The physics of living cancer cells reveal new targets
BCRF researcher Sofia Merajver, MD, PhD, co-director of the Breast Oncology Program at the University of Michigan's Comprehensive Cancer Center, has convinced the journal, Cancer Research, that it should add a new, regular section focused on mathematical modeling. Why? Merajver and her team have developed a sophisticated means of studying cancer that takes into account the physics of a living cell.
"The living cell is really a dynamic process,"says Merajver. "We need to consider the properties of physics to help us understand it. In order to develop a drug directed against a given molecule that has real hope of treating cancer, we need to understand how that molecule is sitting in the cell interacting with other molecules," she says. Traditional cancer biology involves taking a sample of cells and halting them in time so they can be studied. Then the researchers look at that slice of cells to understand what signals and pathways are involved. But that doesnlt capture the full picture, says Merajver, professor of internal medicine at the University of Michigan Medical School.

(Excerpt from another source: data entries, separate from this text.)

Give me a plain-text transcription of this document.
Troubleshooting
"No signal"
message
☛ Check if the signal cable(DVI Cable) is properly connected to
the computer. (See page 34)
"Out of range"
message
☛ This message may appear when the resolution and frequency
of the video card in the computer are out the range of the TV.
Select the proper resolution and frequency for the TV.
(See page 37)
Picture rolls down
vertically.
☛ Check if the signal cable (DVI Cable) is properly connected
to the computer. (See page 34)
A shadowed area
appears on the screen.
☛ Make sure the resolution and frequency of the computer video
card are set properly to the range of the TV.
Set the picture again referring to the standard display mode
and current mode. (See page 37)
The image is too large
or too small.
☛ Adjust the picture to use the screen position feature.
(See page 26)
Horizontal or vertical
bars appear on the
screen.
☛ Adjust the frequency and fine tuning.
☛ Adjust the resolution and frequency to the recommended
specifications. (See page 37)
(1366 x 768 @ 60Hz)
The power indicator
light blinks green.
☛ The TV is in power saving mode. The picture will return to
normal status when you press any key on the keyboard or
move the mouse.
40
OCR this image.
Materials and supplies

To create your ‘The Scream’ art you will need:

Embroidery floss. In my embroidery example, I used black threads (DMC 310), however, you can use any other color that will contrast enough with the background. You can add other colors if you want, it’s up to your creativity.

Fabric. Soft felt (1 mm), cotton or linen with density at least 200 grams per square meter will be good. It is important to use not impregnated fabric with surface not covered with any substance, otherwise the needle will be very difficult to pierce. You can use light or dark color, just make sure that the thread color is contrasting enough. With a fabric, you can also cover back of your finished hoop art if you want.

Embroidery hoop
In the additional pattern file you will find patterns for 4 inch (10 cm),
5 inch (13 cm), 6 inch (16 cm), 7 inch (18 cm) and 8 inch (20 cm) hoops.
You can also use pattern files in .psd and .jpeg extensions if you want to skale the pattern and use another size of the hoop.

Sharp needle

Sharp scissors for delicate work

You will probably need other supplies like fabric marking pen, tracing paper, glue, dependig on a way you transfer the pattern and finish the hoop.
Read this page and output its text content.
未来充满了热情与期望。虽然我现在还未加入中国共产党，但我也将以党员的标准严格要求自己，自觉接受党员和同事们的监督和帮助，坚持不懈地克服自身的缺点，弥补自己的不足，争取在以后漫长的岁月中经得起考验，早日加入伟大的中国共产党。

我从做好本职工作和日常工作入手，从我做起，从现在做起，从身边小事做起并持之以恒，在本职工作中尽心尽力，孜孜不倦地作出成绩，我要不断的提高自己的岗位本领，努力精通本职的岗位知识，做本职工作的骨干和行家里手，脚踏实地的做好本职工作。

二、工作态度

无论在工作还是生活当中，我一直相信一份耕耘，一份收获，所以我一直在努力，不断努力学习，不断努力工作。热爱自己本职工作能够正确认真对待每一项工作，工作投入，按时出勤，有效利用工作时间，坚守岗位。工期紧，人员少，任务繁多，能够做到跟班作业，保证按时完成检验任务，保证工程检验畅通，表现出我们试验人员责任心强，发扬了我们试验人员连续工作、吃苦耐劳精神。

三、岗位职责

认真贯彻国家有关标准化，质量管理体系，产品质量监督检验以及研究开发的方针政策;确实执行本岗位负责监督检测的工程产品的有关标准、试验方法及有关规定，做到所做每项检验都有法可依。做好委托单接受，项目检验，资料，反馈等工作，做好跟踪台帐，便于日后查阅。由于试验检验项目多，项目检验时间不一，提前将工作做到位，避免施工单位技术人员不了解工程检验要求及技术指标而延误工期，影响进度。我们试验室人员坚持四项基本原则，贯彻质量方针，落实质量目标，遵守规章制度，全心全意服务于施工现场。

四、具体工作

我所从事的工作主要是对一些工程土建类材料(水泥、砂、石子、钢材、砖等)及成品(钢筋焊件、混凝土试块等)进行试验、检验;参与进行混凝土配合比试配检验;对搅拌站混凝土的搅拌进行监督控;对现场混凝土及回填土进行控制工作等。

Merajver and her team have developed a mathematical model to help researchers apply time, space, matter and motion concepts to cancer. The mathematical model is designed to help give researchers a complete picture of how a cell interacts with its surrounding environment. By understanding the full complexity of signaling pathways, researchers can better target treatments and identify the most promising potential new drugs.
Merajver and other researchers have learned from this modeling that a well-known signaling pathway transmits information not just in a forward direction, but also backwards. This discovery of "crosstalk" prompts new considerations for developing drugs to inhibit major growth and metastasis pathways in cancer. The crosstalk was missed by conventional methods. Typically when scientists begin to look at a cell, they must make assumptions to simplify the picture of what is happening. "When you make simplifying assumptions, you always run the risk of eliminating critical aspects of your system, but you have no way of knowing what was discarded," says Merajver. "When you simplify, you don't know exactly what you're throwing away because you never looked at the complex case." Mathematical modeling allows researchers to look at the complex case.
Not only has Cancer Research added a new section on mathematical modeling to its pages, it has invited Merajver to lead the effort as a senior editor with her colleague Trachette Jackson, PhD, professor of mathematics at the University of Michigan.